In the Autumn version I noticed a new field in tls201_appln, namely earliest_filing_id. It appears to be referring to a priority patent, but this is not the case. For example docdb_family_id 45420505 has three applications 340572313, 375715005, 376610796 which all name themselves as earliest_filing_id. But according to tls204_appln_prior 376610796 is the priority. So for priorities I'd stick with http://gder.phpnet.org/rassenfosse/down ... nt_inv.sql

Re: Dead links, wrong data?

Posted: Sun Jan 31, 2016 1:27 pm
by nico.rasters
Also found (in Autumn 2015):
SELECT tls206_person.*
FROM tls207_pers_appln
INNER JOIN tls206_person ON tls207_pers_appln.person_id = tls206_person.person_id
WHERE tls207_pers_appln.appln_id = 339979633
ORDER BY doc_std_name_id;

Note how SIMPSON STEVEN LEWIS CHARLES occurs twice as doc_std_name. Once erroneously for Julian Richard Davis.

Re: Dead links, wrong data?

Posted: Wed Feb 10, 2016 1:34 pm
by mkracker
Dear Nico,

You really had bad luck. Just 2 days before your post all the web pages of the EPO home page related to patent information has been relaunched, with a different structure and of course different URLs. Consequently, many URLs contained in already published documents became invalid. In the mean time, I updated the most relevant documents (Data Catalogs, PATSTAT Online user manual), so they now contain working links.
The new website structure has also some advantages: You will now find all PATSTAT related data in one place: http://www.epo.org/searching-for-patent ... tstat.html.
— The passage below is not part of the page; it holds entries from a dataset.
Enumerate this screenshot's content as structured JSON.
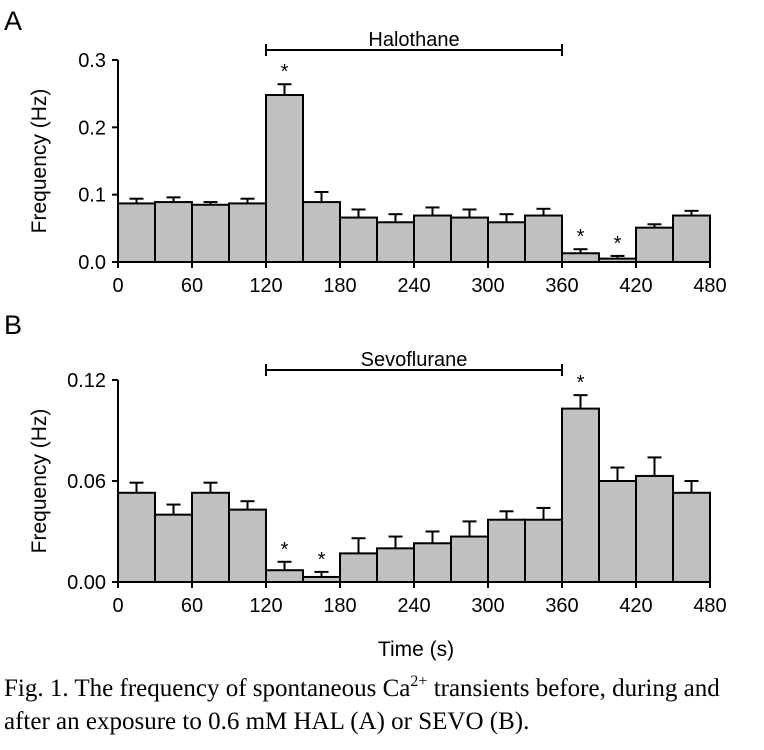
{
  "chart_data": [
    {
      "type": "bar",
      "panel_label": "A",
      "ylabel": "Frequency (Hz)",
      "xlabel": "",
      "x_bin_starts": [
        0,
        30,
        60,
        90,
        120,
        150,
        180,
        210,
        240,
        270,
        300,
        330,
        360,
        390,
        420,
        450
      ],
      "bin_width": 30,
      "values": [
        0.087,
        0.089,
        0.085,
        0.087,
        0.248,
        0.089,
        0.066,
        0.059,
        0.069,
        0.066,
        0.059,
        0.069,
        0.013,
        0.005,
        0.051,
        0.069
      ],
      "errors": [
        0.007,
        0.007,
        0.004,
        0.007,
        0.016,
        0.015,
        0.012,
        0.012,
        0.012,
        0.012,
        0.012,
        0.01,
        0.006,
        0.004,
        0.005,
        0.007
      ],
      "significant": [
        false,
        false,
        false,
        false,
        true,
        false,
        false,
        false,
        false,
        false,
        false,
        false,
        true,
        true,
        false,
        false
      ],
      "ylim": [
        0,
        0.3
      ],
      "yticks": [
        "0.0",
        "0.1",
        "0.2",
        "0.3"
      ],
      "xlim": [
        0,
        480
      ],
      "xticks": [
        "0",
        "60",
        "120",
        "180",
        "240",
        "300",
        "360",
        "420",
        "480"
      ],
      "treatment": {
        "label": "Halothane",
        "start": 120,
        "end": 360
      },
      "significance_marker": "*",
      "bar_color": "#c0c0c0"
    },
    {
      "type": "bar",
      "panel_label": "B",
      "ylabel": "Frequency (Hz)",
      "xlabel": "Time (s)",
      "x_bin_starts": [
        0,
        30,
        60,
        90,
        120,
        150,
        180,
        210,
        240,
        270,
        300,
        330,
        360,
        390,
        420,
        450
      ],
      "bin_width": 30,
      "values": [
        0.053,
        0.04,
        0.053,
        0.043,
        0.007,
        0.003,
        0.017,
        0.02,
        0.023,
        0.027,
        0.037,
        0.037,
        0.103,
        0.06,
        0.063,
        0.053
      ],
      "errors": [
        0.006,
        0.006,
        0.006,
        0.005,
        0.005,
        0.003,
        0.009,
        0.007,
        0.007,
        0.009,
        0.005,
        0.007,
        0.008,
        0.008,
        0.011,
        0.007
      ],
      "significant": [
        false,
        false,
        false,
        false,
        true,
        true,
        false,
        false,
        false,
        false,
        false,
        false,
        true,
        false,
        false,
        false
      ],
      "ylim": [
        0,
        0.12
      ],
      "yticks": [
        "0.00",
        "0.06",
        "0.12"
      ],
      "xlim": [
        0,
        480
      ],
      "xticks": [
        "0",
        "60",
        "120",
        "180",
        "240",
        "300",
        "360",
        "420",
        "480"
      ],
      "treatment": {
        "label": "Sevoflurane",
        "start": 120,
        "end": 360
      },
      "significance_marker": "*",
      "bar_color": "#c0c0c0"
    }
  ],
  "caption": {
    "text_before": "Fig. 1. The frequency of spontaneous Ca",
    "superscript": "2+",
    "text_after": " transients before, during and after an exposure to 0.6 mM HAL (A) or SEVO (B)."
  }
}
Most documents, like the PATSTAT Online user manual, are now in the "Downloads" tab.
Sorry for the confusion during the transitional period.
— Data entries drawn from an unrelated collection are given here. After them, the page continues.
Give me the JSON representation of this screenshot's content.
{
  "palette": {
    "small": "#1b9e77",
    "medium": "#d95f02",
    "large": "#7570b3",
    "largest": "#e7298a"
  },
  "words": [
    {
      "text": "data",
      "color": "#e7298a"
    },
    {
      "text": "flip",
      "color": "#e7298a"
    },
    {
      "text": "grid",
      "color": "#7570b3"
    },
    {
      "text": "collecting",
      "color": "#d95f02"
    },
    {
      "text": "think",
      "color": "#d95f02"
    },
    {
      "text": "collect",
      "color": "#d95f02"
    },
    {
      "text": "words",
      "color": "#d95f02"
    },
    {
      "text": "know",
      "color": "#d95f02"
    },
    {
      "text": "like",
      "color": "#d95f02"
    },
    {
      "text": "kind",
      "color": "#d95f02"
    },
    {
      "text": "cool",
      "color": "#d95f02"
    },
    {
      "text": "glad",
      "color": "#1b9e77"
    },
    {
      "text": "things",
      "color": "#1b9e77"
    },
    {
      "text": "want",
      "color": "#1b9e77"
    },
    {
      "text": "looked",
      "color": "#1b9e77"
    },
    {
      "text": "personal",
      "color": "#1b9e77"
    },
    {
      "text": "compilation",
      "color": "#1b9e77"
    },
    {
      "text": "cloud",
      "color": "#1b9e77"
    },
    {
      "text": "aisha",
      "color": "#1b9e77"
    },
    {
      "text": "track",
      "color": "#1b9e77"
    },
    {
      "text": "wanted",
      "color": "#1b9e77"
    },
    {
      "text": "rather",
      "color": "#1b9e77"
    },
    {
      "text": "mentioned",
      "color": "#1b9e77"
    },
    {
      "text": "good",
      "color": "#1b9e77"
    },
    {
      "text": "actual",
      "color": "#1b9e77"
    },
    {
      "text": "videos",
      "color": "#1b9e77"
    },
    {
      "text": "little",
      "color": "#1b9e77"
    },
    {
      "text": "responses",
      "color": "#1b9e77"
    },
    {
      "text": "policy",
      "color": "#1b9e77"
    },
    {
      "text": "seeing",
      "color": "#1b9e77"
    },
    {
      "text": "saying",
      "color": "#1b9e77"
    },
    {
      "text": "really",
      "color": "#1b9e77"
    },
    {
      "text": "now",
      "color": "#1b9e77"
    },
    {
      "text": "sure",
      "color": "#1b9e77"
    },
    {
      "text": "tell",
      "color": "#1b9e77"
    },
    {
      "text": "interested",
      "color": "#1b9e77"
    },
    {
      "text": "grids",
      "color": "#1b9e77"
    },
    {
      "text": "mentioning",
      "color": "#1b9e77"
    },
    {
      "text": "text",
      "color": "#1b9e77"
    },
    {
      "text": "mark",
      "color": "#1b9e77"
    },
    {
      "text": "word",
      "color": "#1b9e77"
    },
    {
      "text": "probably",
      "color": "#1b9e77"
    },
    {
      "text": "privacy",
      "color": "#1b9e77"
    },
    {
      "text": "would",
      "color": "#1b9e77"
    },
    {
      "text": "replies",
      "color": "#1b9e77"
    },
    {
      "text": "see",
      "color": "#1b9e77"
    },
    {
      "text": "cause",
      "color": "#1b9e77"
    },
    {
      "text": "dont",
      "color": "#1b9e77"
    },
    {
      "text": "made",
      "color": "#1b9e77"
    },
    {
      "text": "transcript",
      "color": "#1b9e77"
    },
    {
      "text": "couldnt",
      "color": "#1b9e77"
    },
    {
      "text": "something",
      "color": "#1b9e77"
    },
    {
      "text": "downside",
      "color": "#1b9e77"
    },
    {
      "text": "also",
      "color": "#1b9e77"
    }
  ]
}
Regarding attribute EARLIEST_FILING_ID in table TLS201_APPLN. Unlike you assumed, this attribute not necessarily refers to a priority.The Data Catalog defines it as:
Derived from the tables
- TLS201_APPLN self-priority
- TLS201_APPLN PCT application
- TLS204_APPLN_PRIOR Paris Convention priority
- TLS205_TECH_REL technical relations
- TLS216_APPLN_CONTN application continuations

Comments: If multiple applications have been filed on the earliest filing date, then conceptually any of these applications can be regarded as the earliest application. Nevertheless, preference is given to the international application. In other words: If there is a PCT application which was filed on the earliest application date, then the APPLN_ID of this PCT application is taken as the EARLIEST_FILING_ID. Otherwise the application with the smallest APPLN_ID will be taken.
In short: It might be the case that there are multiple related applications filed on the same earliest date. This is the case in your example. Surprisingly, there are quite some applications (< 1%) which are filed on the same day as their priority. We will analyse whether in these cases we should prefer the ID of a priority over a non-priority application.

You also mentioned an example of a wrongly assigned DOC_STD_NAME. This is a known issue, which we unfortunately cannot solve. In section 8 "Known Deficiencies" of the Data Catalog it is written:
TLS206_PERSON / TLS906_PERSON: DOCDB standardized names:
Some DOCDB standardised names are wrongly assigned to persons of US patents, because the sequence of persons in the USPTO data source and that in DOCDB sometimes do not match correctly. There is no know fix. When working with US patent applicants or inventors, you should avoid using the DOCDB standardised name. Instead, you might consider other harmonized names available in table TLS906_PERSON.
As a workaround you might look at table TLS906_PERSON, which contains 2 more types of harmonized names.